Sie bezeichnen sich selbst als „Seriengründer“. An wie vielen Firmen sind Sie persönlich oder über die AG beteiligt?
Die Eckert Wagniskapital hält derzeit direkt oder indirekt Beteiligungen an neun Firmen, die meisten davon Neugründungen. Die AG hat derzeit zwischen 30 und 40 Tochtergesellschaften.

Wann taugt eine Idee zum Unternehmen?
Sie müssen prüfen, wie groß der Markt ist. Dann schauen Sie auf die Patentsituation, wie viele Konkurrenten es gibt und wer als Käufer infrage käme. Und Sie brauchen die richtigen Leute.

Was unterscheidet den amerikanischen Gründer vom deutschen?
In Deutschland glauben viele an die magische Kraft von Bildungspatenten, die man sich ersitzt und abheftet. Die Amerikaner sind antiintellektualistisch.

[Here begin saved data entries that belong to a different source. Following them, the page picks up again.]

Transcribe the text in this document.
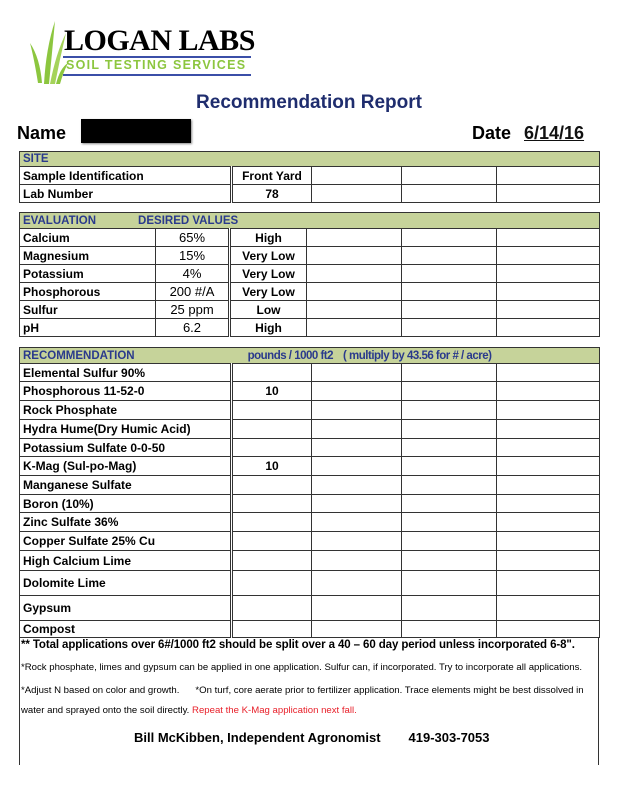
LOGAN LABS
SOIL TESTING SERVICES
Recommendation Report
Name	Date 6/14/16
SITE				
Sample Identification	Front Yard			
Lab Number	78			
EVALUATION DESIRED VALUES					
Calcium	65%	High			
Magnesium	15%	Very Low			
Potassium	4%	Very Low			
Phosphorous	200 #/A	Very Low			
Sulfur	25 ppm	Low			
pH	6.2	High			
RECOMMENDATION pounds / 1000 ft2 ( multiply by 43.56 for # / acre)				
Elemental Sulfur 90%				
Phosphorous 11-52-0	10			
Rock Phosphate				
Hydra Hume(Dry Humic Acid)				
Potassium Sulfate 0-0-50				
K-Mag (Sul-po-Mag)	10			
Manganese Sulfate				
Boron (10%)				
Zinc Sulfate 36%				
Copper Sulfate 25% Cu				
High Calcium Lime				
Dolomite Lime				
Gypsum				
Compost				
** Total applications over 6#/1000 ft2 should be split over a 40 – 60 day period unless incorporated 6-8".
*Rock phosphate, limes and gypsum can be applied in one application. Sulfur can, if incorporated. Try to incorporate all applications.
*Adjust N based on color and growth.      *On turf, core aerate prior to fertilizer application. Trace elements might be best dissolved in water and sprayed onto the soil directly. Repeat the K-Mag application next fall.
Bill McKibben, Independent Agronomist 419-303-7053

Sehr viele erfolgreiche Gründer in den USA sind Drop-outs.

Was fehlt also der hiesigen Gründerszene Ihrer Meinung nach?
Vielleicht junge Testosteron-Bolzen, die aus Freude und Abenteuerlust gründen und nicht mit 30 im öffentlichen Dienst verschwinden wollen? Auf jeden Fall Frauen. Da ist viel Potenzial.

Haben Sie schon Mitarbeiter verloren, die sich selbstständig gemacht haben?
Ja, zum Teil richtig gute Leute. Ich finde das in Ordnung. Viele wissen zwar gar nicht, was sie da tun. Aber man muss das einfach mal gemacht haben. Gründen ist probieren und suchen.